Après avoir été largement adopté à l’Assemblée nationale le 28 mai (351 voix contre 156), le projet de loi Transformation de la fonction publique est, depuis hier soir, à l’ordre du jour du Sénat en séance publique. Divisé en cinq chapitres, le texte élargit, entre autres, les conditions de recrutement sous contrat. Si Jean-Marie Mizzon, sénateur UDI de la Moselle, estime qu’il s’agit d’une « bonne chose », Éliane Assassi (CRCE, Seine-Saint-Denis), auteure d’une question préalable, y voit là « une étape supplémentaire vers la privatisation » ainsi qu’une « remise en cause du statut (des fonctionnaires) créé en 1946 ». Sur les bancs socialistes, la méfiance est aussi de mise. « Vous élargissez massivement la possibilité de recruter des contractuels en mettant ces derniers en concurrence avec les fonctionnaires – que vous fragilisez. Vous multipliez les risques d’emplois de complaisance, au détriment de la compétence, et vous réduisez fortement les perspectives de carrière des fonctionnaires qui ont fait le choix de s’engager en faveur de l’intérêt général », a déploré Didier Marie (Socialiste et républicain, Seine-Maritime).
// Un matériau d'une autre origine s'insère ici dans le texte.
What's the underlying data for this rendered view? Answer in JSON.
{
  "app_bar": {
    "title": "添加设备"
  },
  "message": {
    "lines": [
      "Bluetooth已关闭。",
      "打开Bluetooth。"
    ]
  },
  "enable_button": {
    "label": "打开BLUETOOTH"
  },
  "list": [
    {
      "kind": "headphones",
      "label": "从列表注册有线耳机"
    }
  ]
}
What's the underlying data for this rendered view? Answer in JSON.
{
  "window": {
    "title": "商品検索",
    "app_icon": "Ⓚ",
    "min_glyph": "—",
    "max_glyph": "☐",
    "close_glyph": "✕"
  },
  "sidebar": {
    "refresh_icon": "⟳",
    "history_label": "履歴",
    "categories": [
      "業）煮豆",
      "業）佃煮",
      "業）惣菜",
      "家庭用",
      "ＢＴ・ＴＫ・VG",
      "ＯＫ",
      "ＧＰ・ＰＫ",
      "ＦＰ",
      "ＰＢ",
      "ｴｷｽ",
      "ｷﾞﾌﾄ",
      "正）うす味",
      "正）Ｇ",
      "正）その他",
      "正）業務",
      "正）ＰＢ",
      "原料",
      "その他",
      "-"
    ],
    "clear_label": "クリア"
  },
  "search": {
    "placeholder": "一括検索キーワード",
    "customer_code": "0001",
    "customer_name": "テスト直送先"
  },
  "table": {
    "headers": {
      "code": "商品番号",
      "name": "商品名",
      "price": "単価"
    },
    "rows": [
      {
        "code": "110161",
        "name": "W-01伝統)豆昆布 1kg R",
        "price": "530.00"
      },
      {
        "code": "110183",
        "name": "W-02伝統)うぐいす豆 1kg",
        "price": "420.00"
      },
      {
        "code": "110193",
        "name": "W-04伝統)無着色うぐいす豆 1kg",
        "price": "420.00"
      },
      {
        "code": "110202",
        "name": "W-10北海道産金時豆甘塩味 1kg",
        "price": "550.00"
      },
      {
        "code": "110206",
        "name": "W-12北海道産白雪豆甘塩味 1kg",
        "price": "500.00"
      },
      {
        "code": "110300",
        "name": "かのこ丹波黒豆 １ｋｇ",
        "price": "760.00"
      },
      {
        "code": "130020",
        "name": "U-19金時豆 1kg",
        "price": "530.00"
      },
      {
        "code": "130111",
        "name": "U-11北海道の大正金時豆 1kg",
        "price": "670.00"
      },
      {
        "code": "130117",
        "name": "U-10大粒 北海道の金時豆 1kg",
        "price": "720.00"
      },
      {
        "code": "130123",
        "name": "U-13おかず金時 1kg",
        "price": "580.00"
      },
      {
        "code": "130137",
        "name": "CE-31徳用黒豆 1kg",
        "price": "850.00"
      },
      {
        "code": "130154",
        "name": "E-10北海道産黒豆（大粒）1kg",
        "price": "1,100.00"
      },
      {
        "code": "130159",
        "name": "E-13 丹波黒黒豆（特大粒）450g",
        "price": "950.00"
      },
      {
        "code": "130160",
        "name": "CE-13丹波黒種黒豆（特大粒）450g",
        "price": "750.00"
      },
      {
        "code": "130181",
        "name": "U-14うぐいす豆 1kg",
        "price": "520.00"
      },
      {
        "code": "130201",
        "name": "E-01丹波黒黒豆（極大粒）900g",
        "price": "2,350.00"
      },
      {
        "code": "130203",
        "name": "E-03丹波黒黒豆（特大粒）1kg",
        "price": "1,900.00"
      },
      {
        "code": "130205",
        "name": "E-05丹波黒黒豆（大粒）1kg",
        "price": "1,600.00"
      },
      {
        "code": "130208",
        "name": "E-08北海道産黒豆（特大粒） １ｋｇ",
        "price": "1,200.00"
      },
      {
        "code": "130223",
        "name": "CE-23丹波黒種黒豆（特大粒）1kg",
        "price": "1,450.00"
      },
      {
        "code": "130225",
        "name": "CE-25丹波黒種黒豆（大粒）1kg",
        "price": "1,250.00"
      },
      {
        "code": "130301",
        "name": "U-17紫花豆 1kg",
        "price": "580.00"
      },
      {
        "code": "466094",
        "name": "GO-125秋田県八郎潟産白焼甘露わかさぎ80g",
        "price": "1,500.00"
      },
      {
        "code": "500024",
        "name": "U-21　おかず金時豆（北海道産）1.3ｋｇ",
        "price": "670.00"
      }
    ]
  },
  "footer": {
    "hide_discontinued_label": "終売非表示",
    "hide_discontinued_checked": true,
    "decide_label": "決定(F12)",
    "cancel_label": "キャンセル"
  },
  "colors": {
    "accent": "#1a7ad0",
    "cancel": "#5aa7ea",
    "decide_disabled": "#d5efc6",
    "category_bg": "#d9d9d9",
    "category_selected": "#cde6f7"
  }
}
« Pas de remise en cause du statut général de la fonction publique »
Olivier Dussopt, secrétaire d’État à Bercy, avait répondu, par anticipation, à ces critiques. « En aucune façon, ce texte ne constitue une remise en cause du statut général de la fonction publique, a-t-il assuré en ouverture de la discussion générale. Nous avons veillé à respecter le principe posé par l’article 3 de la loi de 1983, selon lequel les emplois permanents de l’administration sont occupés par des agents titulaires ». Et d’ajouter : « Cet élargissement favorisera la diversification de la fonction publique. Les contractuels pourront occuper des emplois de direction des trois versants de la fonction publique. Un contrat de projet sera mis en place mobilisant des profils divers et sécurisant le recrutement d’agents contractuels ».
Le gouvernement a, par ailleurs, déposé un amendement pour « élargir la portabilité des CDI entre versants de la fonction publique, sans ouvrir le primo-recrutement en CDI dans la fonction publique territoriale ». Et répond ainsi à une revendication des employeurs publics territoriaux.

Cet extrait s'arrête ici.